Question Time: Budget

Ms CLAYDON (Newcastle—Deputy Speaker) (14:56): My question is to the Minister for Education. What is the Albanese Labor government doing to help more young people from the outer suburbs and regions get the opportunity to go to university after a decade of coalition cuts to education?

Mr CLARE (Blaxland—Minister for Education) (14:56): I thank the sensational member for Newcastle for her question. I’m really glad that she asked me this question because, for 50 years, Newcastle Uni has been running fee-free uni-ready courses, and she has been a champion for all her time in the parliament and a defender of these courses. These are courses that have changed the lives of about 70,000 people in Newcastle and the Hunter. Today, one in five people who get a degree from Newcastle Uni start doing one of these fee-free courses. One of those is Jennifer Baker. Jennifer is from Maitland. She was a mum at the age of 19. She worked in hospitality for 10 years. One day, she saw an ad for one of these courses in the local paper. Now, she has got a science degree and an honours degree and a PhD. She’s a Fulbright scholar. She’s now a computational medicinal chemist. That’s what these courses do. They’re a bridge between school and uni, giving you the skills to get to uni and succeed when you get there.

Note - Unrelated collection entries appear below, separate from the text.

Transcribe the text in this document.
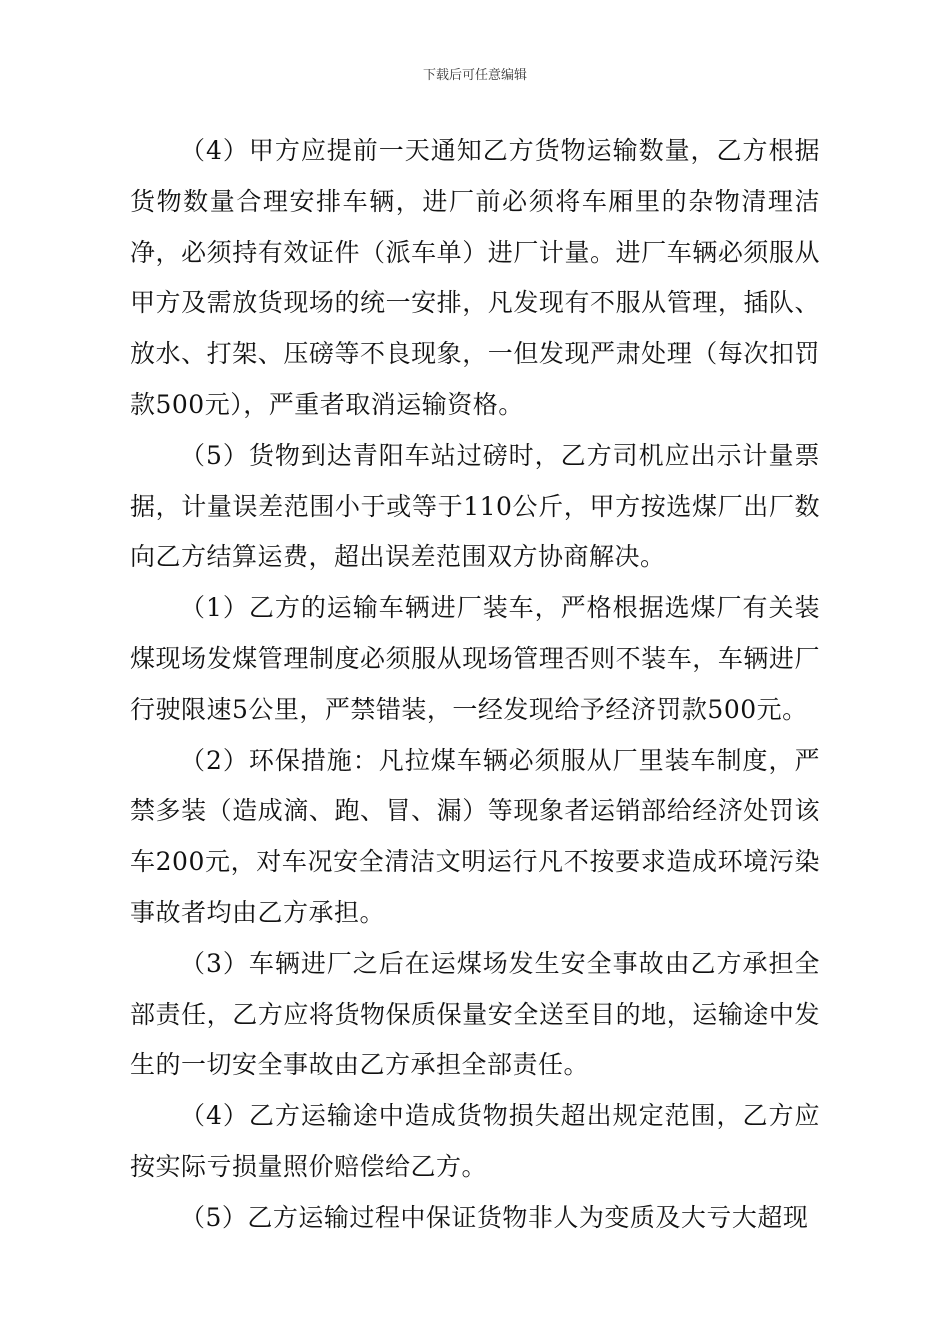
下载后可任意编辑

（4）甲方应提前一天通知乙方货物运输数量，乙方根据货物数量合理安排车辆，进厂前必须将车厢里的杂物清理洁净，必须持有效证件（派车单）进厂计量。进厂车辆必须服从甲方及需放货现场的统一安排，凡发现有不服从管理，插队、放水、打架、压磅等不良现象，一但发现严肃处理（每次扣罚款500元），严重者取消运输资格。

（5）货物到达青阳车站过磅时，乙方司机应出示计量票据，计量误差范围小于或等于110公斤，甲方按选煤厂出厂数向乙方结算运费，超出误差范围双方协商解决。

（1）乙方的运输车辆进厂装车，严格根据选煤厂有关装煤现场发煤管理制度必须服从现场管理否则不装车，车辆进厂行驶限速5公里，严禁错装，一经发现给予经济罚款500元。

（2）环保措施：凡拉煤车辆必须服从厂里装车制度，严禁多装（造成滴、跑、冒、漏）等现象者运销部给经济处罚该车200元，对车况安全清洁文明运行凡不按要求造成环境污染事故者均由乙方承担。

（3）车辆进厂之后在运煤场发生安全事故由乙方承担全部责任，乙方应将货物保质保量安全送至目的地，运输途中发生的一切安全事故由乙方承担全部责任。

（4）乙方运输途中造成货物损失超出规定范围，乙方应按实际亏损量照价赔偿给乙方。

（5）乙方运输过程中保证货物非人为变质及大亏大超现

Fee-free TAFE has been incredibly successful, and what we announced last night in the budget is that we are essentially going to uncap these fee-free uni-ready courses, like you see at Newcastle, right across the country. They’re expected to increase the number of people doing these fee-free uni-ready courses by about 40 per cent by the end of the decade and double the number doing them by the end of the decade after that.

Last night, we also announced that we’re going to uncap places at uni for kids from disadvantaged backgrounds who get the marks to go to uni. On top of that, we also announced a new needs based funding system so that students from disadvantaged backgrounds and students who study in regional Australia get the extra support that they need to succeed when they get there. We know that students from disadvantaged backgrounds are less likely to finish their degree than other students, and this is all about fixing that, giving them extra academic support and extra wraparound support.

Bob Hawke and Paul Keating saw an increase in the number of kids finishing high school from 40 per cent to almost 80 per cent. That was nation-changing stuff. This is the next step. In the budget, we’ve set a target that, by 2050, 80 per cent of our workforce will have not just finished school but gone to TAFE or university as well. To hit that target, we’ve got to help more young people from the outer suburbs and the regions to get to uni and to succeed when they get there. That’s what these reforms are about: fee-free, uni-ready courses; uncapping places; and needs-based funding—more spots and more support, opening the door of opportunity for more Australians. This is the sort of change, the sort of reform, that helps to make sure that no-one is held back and no-one is left behind.